Le dosi di corticosteroidi somministrate fino al primo, terzo e sesto mese erano rispettivamente di 21 mg, 13 mg e 10 mg. Lo studio BENEFIT-EXT ha escluso i pazienti con PRA ≥30%, i pazienti ritrapiantati ed i casi di cross-match positivo di linfotossicità mediata dalle cellule T. 
La differenza di incidenza di rigetto acuto non era statisticamente significativa tra i tre gruppi trattati (MI 9%, LI 5% e ciclosporina 3%) dopo 12 mesi di trattamento. Comunque, reazioni di tipo II-b erano più frequenti nei pazienti trattati con belatacept rispetto ai pazienti trattati con ciclosporina (MI 9%, LI 5% e ciclosporina 3%) [1]. 

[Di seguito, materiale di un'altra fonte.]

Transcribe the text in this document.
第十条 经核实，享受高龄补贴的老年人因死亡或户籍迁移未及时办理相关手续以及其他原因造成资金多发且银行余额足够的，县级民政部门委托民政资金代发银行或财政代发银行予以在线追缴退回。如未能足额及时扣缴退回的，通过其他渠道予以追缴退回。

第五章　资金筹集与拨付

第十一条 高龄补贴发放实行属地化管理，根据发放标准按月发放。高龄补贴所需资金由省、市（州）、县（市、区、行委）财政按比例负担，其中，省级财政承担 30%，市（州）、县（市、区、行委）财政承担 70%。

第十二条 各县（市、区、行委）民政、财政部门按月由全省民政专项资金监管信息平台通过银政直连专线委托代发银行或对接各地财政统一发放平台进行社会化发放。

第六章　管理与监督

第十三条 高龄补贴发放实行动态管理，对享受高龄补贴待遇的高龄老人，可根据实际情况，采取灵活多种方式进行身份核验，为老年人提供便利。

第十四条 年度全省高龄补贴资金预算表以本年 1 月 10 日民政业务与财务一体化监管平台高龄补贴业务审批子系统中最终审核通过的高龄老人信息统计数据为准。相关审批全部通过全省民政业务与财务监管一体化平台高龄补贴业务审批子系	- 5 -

Nella pratica clinica il dosaggio dei corticosteroidi è ridotto più rapidamente rispetto a quello riportato negli studi clinici registrativi di Nijulox®. Per tale motivo l’AIFA, in accordo con le autorità regolatorie europee, ha stabilito che la riduzione progressiva del dosaggio dei corticosteroidi deve essere implementata con cautela, in particolare nei pazienti che hanno 4-6 incompatibilità nei confronti dell’antigene leucocitario umano (HLA). 
Il Riassunto delle Caratteristiche del Prodotto (RCP) sarà, pertanto, aggiornato riportando un’avvertenza sulla riduzione rapida del dosaggio dei corticosteroidi nei pazienti ad alto rischio immunologico e riportando informazioni circa i dosaggi di corticosteroidi utilizzati negli studi clinici registrativi BENEFIT e BENEFIT-EXT e le caratteristiche delle popolazioni arruolate. 
Siti di riferimento 
http://www.agenziafarmaco.giov.it/it 
Bibliografia 
1. Wojciechowscki D, Vincenti F. Belatacept for prevention of acute rejection in adult patients who have had a kidney transplant: an update. Biologics. 2012; 6:385-93.